Face à necessidade de rigor que deve existir no tratamento da informação, não é aceitável que ainda exista tamanha prática em redor das Vanity Metrics, sobretudo com o exponencial aumento da oferta formativa que tem vindo a surgir, justamente nestes últimos 5 anos, através de uma panóplia de cursos sobre Marketing Digital ou Social Media, onde a temática da medição deveria ser suficientemente aprofundada com o objectivo mínimo de combater esta “miopia”.
Esta realidade constitui actualmente um grande desafio cultural, que deverá levar as empresas a perceber o poder da informação de modo a reorganizar toda a sua forma de pensar e actuar. O investimento na formação de analistas é um dos caminhos a seguir, precisamente para colmatar a falta de profissionais com elevadas competências específicas em Data Analytics, qualificando devidamente as empresas que estão obrigadas a produzir relatórios e a gerar conhecimento.
A elevada complexidade e diversidade em termos de conceptualização e interpretação da grande maioria das métricas e outros indicadores produzidos pelas plataformas digitais mais populares, quando relacionados com o negócio directo das marcas (comunicação, publicidade ou vendas, por exemplo), obrigam a um rigor analítico que apenas está ao alcance de profissionais que se dedicam a tempo inteiro a essas tarefas, uma vez que só assim será possível desenvolver atributos muito particulares, nomeadamente, a sensibilidade interpretativa contextual.
A “explosão” de ferramentas para “medir” meios digitais também veio contribuir, de alguma forma, para esta realidade distorcida, permitindo criar no mercado uma ideia algo assumida que todos os dados originados por estas fontes são “facilmente” interpretados e que o processo de análise é praticamente todo ele “automatizado”. De facto, dificilmente a componente humana será substituida nas suas funções mais nobres, apesar do extraordinário avanço da inteligência artificial.

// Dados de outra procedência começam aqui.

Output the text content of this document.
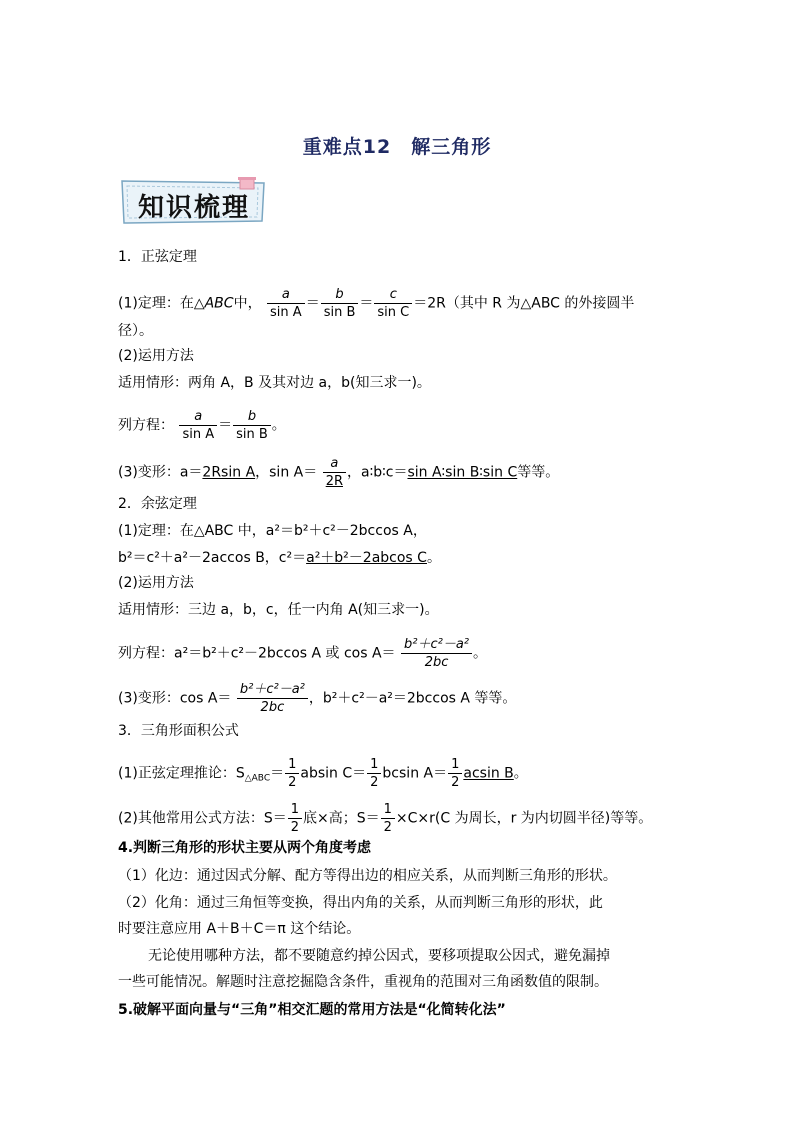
重难点12　解三角形
知识梳理
1．正弦定理
(1)定理：在△ABC中， $\frac{a}{\text{sin A}} = \frac{b}{\text{sin B}} = \frac{c}{\text{sin C}} =2R$（其中 R 为△ABC 的外接圆半
径）。
(2)运用方法
适用情形：两角 A，B 及其对边 a，b(知三求一)。
列方程： $\frac{a}{\text{sin A}} = \frac{b}{\text{sin B}}$ 。
(3)变形：a＝2Rsin A，$\sin A= \frac{a}{2R}$ ，a∶b∶c＝sin A∶sin B∶sin C等等。
2．余弦定理
(1)定理：在△ABC 中，a²＝b²＋c²－2bccos A，
b²＝c²＋a²－2accos B，c²＝a²＋b²－2abcos C。
(2)运用方法
适用情形：三边 a，b，c，任一内角 A(知三求一)。
列方程：a²＝b²＋c²－2bccos A 或 $\cos A= \frac{\text{b²＋c²－a²}}{2bc}$ 。
(3)变形：$\cos A= \frac{\text{b²＋c²－a²}}{2bc}$ ，b²＋c²－a²＝2bccos A 等等。
3．三角形面积公式
(1)正弦定理推论：$S_{\triangle ABC}= \frac{1}{2}$ absin $C= \frac{1}{2}$ bcsin $A= \frac{1}{2}$ acsin B。
(2)其他常用公式方法：$S= \frac{1}{2}$ 底×高；$S= \frac{1}{2} \times C\times r(C$ 为周长，r 为内切圆半径)等等。
4.判断三角形的形状主要从两个角度考虑
（1）化边：通过因式分解、配方等得出边的相应关系，从而判断三角形的形状。
（2）化角：通过三角恒等变换，得出内角的关系，从而判断三角形的形状，此
时要注意应用 A＋B＋C＝π 这个结论。
无论使用哪种方法，都不要随意约掉公因式，要移项提取公因式，避免漏掉
一些可能情况。解题时注意挖掘隐含条件，重视角的范围对三角函数值的限制。
5.破解平面向量与“三角”相交汇题的常用方法是“化简转化法”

É importante relembrar que a grande maioria destas ferramentas foram desenvolvidas para trabalharem, praticamente, sobre os mesmos pressupostos (ligação às plataformas para obtenção do raw data essencial, cruzado com as métricas mais populares) o que significa dizer que o seu grau de inovação é discutível e deverá merecer sempre a devida ponderação quanto ao seu valor efectivo.
Gerir o investimento em meios digitais com fontes típicas de Vanity Data é um risco bastante elevado, que condiciona a aprendizagem genuina, limita amplamente o poder da visão informacional e obstrui o acesso ao conhecimento. Muitas das respostas que são dadas em inúmeros surveys a nível mundial que relatam uma baixa confiança nos dados, são justificadas precisamente pelo facto destes decisores (CMOs, CEOs e outras hierarquias de topo) apenas terem acesso a relatórios de gestão baseados, maioritariamente, em Vanity Metrics.
A melhor forma de corrigir estas práticas enraizadas em “miopia” é através da formação especializada, levando as empresas a aprender a distinguir o essencial do acessório, nomeadamente:
- Quantificar resultados abrangentes dentro de uma estratégia ou acção global da empresa, e não relatar apenas factos meramente isolados, sem contextualização.
- Perceber qual a correlação do crescimento de certas Vanity Metrics, de modo a qualificar a origem das suas causas, e perceber a lógica do seu racional.
Continuar a alimentar este tipo de informação coloca a empresa isolada do seu ambiente competitivo e nessa circunstância o preço da vaidade é certamente demasiado caro.